When attempting to predict patient outcomes after TACE, Ronot reported, “individual factors have been described in many research papers as predictive of response to TACE, whether favourable or not, such as the size of the tumour, the number and location of lesions, and the way the tumour is enhanced or not after contrast injection.

“You can also find many studies that try to include features and parameters about liver function or the status of the patient, and you end up with a lot of prognostic models with a lot of prognostic systems, and it is very hard to know which ones we should use, and how, and in which context,” he continued.

Ronot also noted that, “most of these prognostic models have been described and derived from small series and from monocentric studies, and they lack external validation. Many are also derived from cohorts of patients receiving TACE in a broader setting beyond the usual recommendations. This is where this paper comes in.”

In their study, Wang et al included patients receiving conventional TACE for HCC from 24 tertiary Chinese centres. They used strict inclusion criteria so their target population was made up of “recommended” or “ideal” candidates of TACE who were treatmentnaïve, had well preserved liver function with a Child-Pugh score of A5-B7 and had at least one measurable lesion >1cm.

They screened 3,810 patients for eligibility. After exclusions, a total of 1,604 patients (87% male; 85% with hepatitis B virus) were randomised into training (n=807) and validation (n=797) cohorts in the study.

“The authors’ first message,” said Ronot, “was that the patients’ median overall survival was rather high at more than 32 months and they explained that this was because of the strict inclusion/ exclusion criteria.”

They produced two different models to see which was better at predicting patients’ overall survival: one with a simple addition of tumour size and number and a second which used an adjusted tumour size and number and included alpha-fetoprotein. Ronot stated that “the second model was not significantly better than the first model so they chose to stick with the first model.

“The researchers proposed new criteria: the six–12 criteria, which we could use to stratify patients into three strata: the sum of the largest tumour and the number of tumours will be lower than six, between six and 12 or larger than 12. They showed how this could stratify in terms of patients’ overall survival in the derivation and validation cohorts,” he explained.

They then compared the performance and discriminative ability of this model with existing models.
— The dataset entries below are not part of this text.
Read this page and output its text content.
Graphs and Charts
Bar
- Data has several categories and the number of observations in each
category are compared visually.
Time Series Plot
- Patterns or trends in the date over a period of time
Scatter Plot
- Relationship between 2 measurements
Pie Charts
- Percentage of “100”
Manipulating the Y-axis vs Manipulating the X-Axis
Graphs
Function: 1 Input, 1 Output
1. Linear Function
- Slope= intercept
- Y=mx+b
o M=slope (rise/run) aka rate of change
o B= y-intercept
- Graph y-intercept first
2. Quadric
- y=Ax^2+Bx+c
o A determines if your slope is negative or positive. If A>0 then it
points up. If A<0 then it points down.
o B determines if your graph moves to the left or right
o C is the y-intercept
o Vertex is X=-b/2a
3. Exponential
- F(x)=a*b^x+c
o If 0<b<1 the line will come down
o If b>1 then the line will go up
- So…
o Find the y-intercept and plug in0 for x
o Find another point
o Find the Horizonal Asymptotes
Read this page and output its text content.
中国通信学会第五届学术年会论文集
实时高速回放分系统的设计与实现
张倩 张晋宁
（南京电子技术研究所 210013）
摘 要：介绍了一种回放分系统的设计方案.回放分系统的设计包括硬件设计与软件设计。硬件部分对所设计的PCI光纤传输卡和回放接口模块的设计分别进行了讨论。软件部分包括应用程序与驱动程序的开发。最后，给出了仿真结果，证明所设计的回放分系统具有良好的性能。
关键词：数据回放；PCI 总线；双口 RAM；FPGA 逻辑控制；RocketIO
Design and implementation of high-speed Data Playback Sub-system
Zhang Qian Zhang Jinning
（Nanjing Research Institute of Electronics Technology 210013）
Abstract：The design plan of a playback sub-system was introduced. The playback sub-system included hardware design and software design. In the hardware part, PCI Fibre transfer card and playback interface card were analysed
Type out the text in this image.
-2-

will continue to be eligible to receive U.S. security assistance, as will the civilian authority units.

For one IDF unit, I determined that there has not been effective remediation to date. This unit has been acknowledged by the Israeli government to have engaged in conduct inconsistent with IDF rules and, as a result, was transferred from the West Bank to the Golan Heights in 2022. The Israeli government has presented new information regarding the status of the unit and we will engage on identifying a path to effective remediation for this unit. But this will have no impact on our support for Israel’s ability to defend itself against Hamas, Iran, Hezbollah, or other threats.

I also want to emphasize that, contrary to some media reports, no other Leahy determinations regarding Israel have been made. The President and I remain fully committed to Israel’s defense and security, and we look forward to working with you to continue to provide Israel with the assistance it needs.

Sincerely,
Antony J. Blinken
Ronot described how “for every scenario they found the accuracy of their model was higher, at the upper range of the discriminatory ability of all the models.”

They also provided “a nice easy numbergram where you can plot the probability of one-, two- and three-year survival, as well as median survival, using the six–12 criteria. This is very useful and very easy to do.”

Ronot outlined the strengths of the study, “which is clearly multicentric, as the data were from 24 centres, it has a clear endpoint of overall survival which is easy to understand, there is validation, the model was compared with other models and the model gives a continuous result.” He also noted some limitations: “As an observational study, the risk of bias is not completely absent, there was a high rate of HBV, as is common in Asia, and they did not look at the way treatment response reacted and changed with this model.”

Ronot concluded that some important points can be taken from this study, “It underlines the importance of tumour burden that we frequently observe in HCC. It has demonstrated that survival can be quite long for patients at intermediate stage or with unresectable tumours—close to 33 months’ overall median survival is interesting. But most important for interventional radiologists, when I read this paper, I realised there was room for wide differences in the type of drug and dose used, whether gelatine sponge or polyvinyl alcohol foam particles were introduced, how tumour feeding vessels were embolized and so it is hard to believe that these differences will not have an impact on patient survival or response. I therefore believe that we need to start collectively working on a standardisation about the way we report procedures and the way we do the procedures.”